The following are all the adverbial prepositional phrases I found during a second read of Harriet the Spy:

  1. ‘“I don’t know,’ said Ole Golly in a musing way” (22).
  2. “The maid was humming ‘Miss Am-er-i-ker, look at hewr, Miss Am-er-i-ker’ in a tuneless sort of way” (43).
  3. “‘Well,’ said Ole Golly in a friendly manner” (91).
  4. “…‘You’re stuck with me,’ said the cook in a grumpy way” (92).
  5. “‘NO,’ said Harriet in an exasperated way” (101).
  6. “‘I just wondered,’ said Mrs. Welsch in a bemused voice” (101).
  7. “‘Good Lord, you’re not half ready,’ he said in a very irritated way” (102).
  8. “Then in a rather stiff, formal way he said, ‘Good night, Harriet…” (103).
  9. “‘Who’s that?’ she said in a very unconcerned way” (112).
  10. “Harriet heard Ole Golly say, ‘Oh, no,’ in an astonished voice, then she slipped off the cart” (120).
  11. “‘Miss Golly . . .’ Mr. Welsch said this in a terrible voice as he headed for the door with Harriet in his arms” (122).
  12. “‘Mrs. Welsch—’ Mr. Waldenstein was smiling in a terribly ingratiating manner” (127).
  13. “He said this a warm, soft way, and then they all stood looking at Mrs. Welsch” (128).
  14. “‘Bridge,’ said Harriet in a disgusted way” (137).
  15. “She looked around in a delighted way” (153).
  16. “Harriet remembered it from last year as a long wait with your feet hurting while a terribly flustered Miss Dodge measured you in a sweaty way and, likely as not, stuck you full of pins” (155).
  17. “Her parents kissed her good night in a rather melancholy way and went out” (170).
  18. “Then, when she breathed in a very labored way and said, ‘Don’t mind me’ they really stared” (171).
  19. “Janie looked at her in the strangest way” (176).
  20. “She saw Janie looking at her in a terribly irritated way a few minutes later, but that might have been because Harriet had almost rolled into the lab table” (176).
  21. “And she got up and marched off in as dignified a way as possible under the circumstances” (183).
  22. “At any rate, suddenly she laughed in a rather spooky way, and as she did she backed away” (205).
  23. “He was telling everyone what to do in a very irritated way” (212).
  24. “Actually, what she said was, ‘You don’t have a father, do you, Rachel?’ in a fairly conversational tone” (242).

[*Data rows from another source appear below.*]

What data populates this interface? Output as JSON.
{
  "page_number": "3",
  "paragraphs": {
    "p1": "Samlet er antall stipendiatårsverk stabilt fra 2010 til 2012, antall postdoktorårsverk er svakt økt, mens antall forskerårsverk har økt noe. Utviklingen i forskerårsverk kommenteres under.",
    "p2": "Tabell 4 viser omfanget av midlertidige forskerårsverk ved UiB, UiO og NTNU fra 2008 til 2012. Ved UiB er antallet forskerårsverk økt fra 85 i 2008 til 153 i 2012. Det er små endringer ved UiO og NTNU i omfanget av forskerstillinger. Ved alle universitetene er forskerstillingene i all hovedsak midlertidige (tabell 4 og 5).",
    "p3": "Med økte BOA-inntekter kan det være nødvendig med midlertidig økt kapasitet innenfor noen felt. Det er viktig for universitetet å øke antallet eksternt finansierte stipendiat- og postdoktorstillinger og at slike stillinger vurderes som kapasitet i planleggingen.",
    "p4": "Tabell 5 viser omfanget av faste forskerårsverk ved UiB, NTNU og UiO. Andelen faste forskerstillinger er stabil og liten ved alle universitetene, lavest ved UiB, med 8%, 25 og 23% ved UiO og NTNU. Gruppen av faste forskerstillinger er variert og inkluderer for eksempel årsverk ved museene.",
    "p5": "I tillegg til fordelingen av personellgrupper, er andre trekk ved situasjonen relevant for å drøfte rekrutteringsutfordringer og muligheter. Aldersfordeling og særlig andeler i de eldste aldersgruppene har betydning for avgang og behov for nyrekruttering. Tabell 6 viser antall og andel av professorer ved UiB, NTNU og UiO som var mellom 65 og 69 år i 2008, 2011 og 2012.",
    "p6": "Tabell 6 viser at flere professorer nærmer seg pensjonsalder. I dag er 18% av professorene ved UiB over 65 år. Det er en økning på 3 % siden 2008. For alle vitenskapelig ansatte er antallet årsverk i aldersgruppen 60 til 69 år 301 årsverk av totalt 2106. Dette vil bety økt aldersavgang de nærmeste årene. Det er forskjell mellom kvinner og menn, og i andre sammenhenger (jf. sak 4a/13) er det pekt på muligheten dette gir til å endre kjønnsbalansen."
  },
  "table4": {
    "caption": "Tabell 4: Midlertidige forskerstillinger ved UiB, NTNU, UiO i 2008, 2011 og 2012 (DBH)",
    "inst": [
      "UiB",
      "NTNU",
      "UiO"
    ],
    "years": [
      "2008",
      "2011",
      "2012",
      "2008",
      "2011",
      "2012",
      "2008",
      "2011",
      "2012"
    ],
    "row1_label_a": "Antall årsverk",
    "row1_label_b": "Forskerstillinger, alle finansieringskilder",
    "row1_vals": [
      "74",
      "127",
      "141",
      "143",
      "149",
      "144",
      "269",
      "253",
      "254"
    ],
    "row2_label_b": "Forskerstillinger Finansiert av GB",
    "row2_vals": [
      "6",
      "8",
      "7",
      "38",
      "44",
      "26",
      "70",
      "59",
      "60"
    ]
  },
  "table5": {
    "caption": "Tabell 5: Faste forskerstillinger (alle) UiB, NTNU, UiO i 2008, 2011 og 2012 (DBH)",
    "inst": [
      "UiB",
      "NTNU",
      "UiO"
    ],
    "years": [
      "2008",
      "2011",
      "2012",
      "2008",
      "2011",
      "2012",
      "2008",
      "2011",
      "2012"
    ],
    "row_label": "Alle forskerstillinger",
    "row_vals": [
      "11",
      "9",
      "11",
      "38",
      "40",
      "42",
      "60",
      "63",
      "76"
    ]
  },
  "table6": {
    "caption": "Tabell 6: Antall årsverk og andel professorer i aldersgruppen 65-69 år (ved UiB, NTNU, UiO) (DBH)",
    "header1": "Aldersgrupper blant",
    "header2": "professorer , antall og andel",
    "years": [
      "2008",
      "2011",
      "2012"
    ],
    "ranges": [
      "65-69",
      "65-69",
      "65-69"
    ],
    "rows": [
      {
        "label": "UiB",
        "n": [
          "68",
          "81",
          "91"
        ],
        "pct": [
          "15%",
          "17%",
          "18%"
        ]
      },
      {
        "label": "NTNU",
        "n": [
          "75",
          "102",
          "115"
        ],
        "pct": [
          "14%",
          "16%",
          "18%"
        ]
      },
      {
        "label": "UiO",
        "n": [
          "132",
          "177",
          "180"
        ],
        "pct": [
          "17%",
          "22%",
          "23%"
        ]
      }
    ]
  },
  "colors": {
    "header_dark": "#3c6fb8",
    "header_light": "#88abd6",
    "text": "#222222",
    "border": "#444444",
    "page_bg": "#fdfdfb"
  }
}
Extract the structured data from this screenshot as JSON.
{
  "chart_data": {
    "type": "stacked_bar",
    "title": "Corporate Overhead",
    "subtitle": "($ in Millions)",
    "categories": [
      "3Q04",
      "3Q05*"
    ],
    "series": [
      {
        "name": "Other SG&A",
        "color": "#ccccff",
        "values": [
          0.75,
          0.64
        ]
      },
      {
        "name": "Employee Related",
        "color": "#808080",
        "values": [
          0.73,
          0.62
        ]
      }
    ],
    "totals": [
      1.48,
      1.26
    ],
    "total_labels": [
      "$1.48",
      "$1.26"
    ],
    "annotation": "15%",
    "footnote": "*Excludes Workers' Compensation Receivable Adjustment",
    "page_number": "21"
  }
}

I am unable to conclude for certain whether Fitzhugh’s use of the adverbial prepositional phrase was purposeful or unintentional. Given the other qualities of her writing that I appreciate, I lean toward purposeful, as she not only captured of childhood’s nuances in her characters, but she could have intended to further reinforce those qualities by constructing adverbial prepositional phrases that mirror the kind of writing created by young writers. Or, it could simply be the case that this construction does not strike others with the same dissonance that it strikes me.

Sources:

  • Fitzhugh, Louise. Harriet the Spy. Delacorte Press, 2002.
  • King, Stephen. On Writing: a Memoir of the Craft. Pocket Books, 2002.
  • Liberman, Mark, and Geoffrey K. Pullum. Far from the Madding Gerund and Other Dispatches from Language Log. William, James & Co., 2006. (Note, I just linked to the actual Language Log entries rather than the pages of the book, but I read and noted these comments in the book first.)
  • Strunk, William, and E. B. White. The Elements of Style. Fourth ed., Allyn and Bacon, 2000.